For my last night in the Sierra Nevada region I took the advice of my mountain bike guide/friend Tom Wilkinson of Elemento to stay in the town of Minca Colombia.  He told me it was “magical”.  How could I not spend some time in somewhere that was “magical’?  So I made my way up there.  This sounds like something easy to do, but to get there I took a “moto”, which is literally taxiing by becoming a passenger on a motorcycle.  Yes, you ride on the back.  Sorry, I don’t have any photos of this.  12,000COP or about $7 and a bit under an hour later I was in Magical Minca Colombia.


This is where I stayed for my night in Minca: Oscar’s Place.  If you want to relax, with amazing views of the Caribbean, clean accommodations, and a great outpost for Sierra Nevada adventures, then this is the place for you.  Great star gazing too.



Minca is known as being one of the best places in the world to start a bird watching tour.  There’s the largest variety of bird species in the world in the surrounding area.  I was interested to see some of these tropical birds.  From the balcony of a local restaurant I saw this little friend, a parrot (loro,) as well as some hummingbirds.
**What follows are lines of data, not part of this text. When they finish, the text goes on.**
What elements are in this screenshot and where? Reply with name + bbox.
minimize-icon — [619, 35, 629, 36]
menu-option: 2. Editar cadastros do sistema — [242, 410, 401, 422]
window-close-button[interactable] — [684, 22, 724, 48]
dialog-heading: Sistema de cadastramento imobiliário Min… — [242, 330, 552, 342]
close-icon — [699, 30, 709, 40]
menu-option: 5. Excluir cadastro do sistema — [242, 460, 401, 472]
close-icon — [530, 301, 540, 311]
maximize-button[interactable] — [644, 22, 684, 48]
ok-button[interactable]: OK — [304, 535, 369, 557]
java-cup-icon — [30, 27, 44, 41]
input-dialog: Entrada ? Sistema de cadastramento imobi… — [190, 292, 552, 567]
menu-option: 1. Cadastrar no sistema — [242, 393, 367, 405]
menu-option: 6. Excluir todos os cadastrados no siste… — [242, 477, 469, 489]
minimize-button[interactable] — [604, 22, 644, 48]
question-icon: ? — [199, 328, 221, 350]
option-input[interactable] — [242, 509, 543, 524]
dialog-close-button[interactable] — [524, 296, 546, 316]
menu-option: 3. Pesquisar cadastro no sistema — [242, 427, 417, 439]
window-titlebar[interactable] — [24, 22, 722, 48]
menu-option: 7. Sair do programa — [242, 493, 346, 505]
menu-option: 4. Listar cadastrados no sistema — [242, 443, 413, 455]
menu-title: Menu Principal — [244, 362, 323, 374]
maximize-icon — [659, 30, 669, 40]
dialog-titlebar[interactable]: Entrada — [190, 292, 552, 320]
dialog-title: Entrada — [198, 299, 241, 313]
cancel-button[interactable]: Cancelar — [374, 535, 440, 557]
By some, I mean more than I’ve ever seen before.  There were probably fifty of them flying around.  Magical.


Sunset through the foliage.


This stream is on Oscar’s property.  It’s only a few minutes away.  While on the path to the river I saw two toucans in the jungle foliage.  It’s truly. . . magical.


Another pic of the stream.


This is the view from the shower at Oscar’s Place.  Ya, not bad.


There’s a lot to do from Minca.  Some great waterfalls are only an hour walk, or 10 minute mototaxi ride away.  There’s a bird sanctuary further up the mountain.  The area is also famous for some of Colombia’s best drug: coffee.  There is one plantation here that utilizes equipment over 100 years old in order to pick, and roast their beans.  Every time the machine breaks down they need to fabricate the part.  It’s apparently a brilliant system, using aqueducts to transport the beans down the hill to be dried and roasted.  I definitely want to go back and explore this area more.  That’s the problem with Colombia: there’s so much to see; or as the Travel Colombia site says: “The Only Risk is Wanting to Stay” o en espanol “El solo riesgo es te quieres quedar.”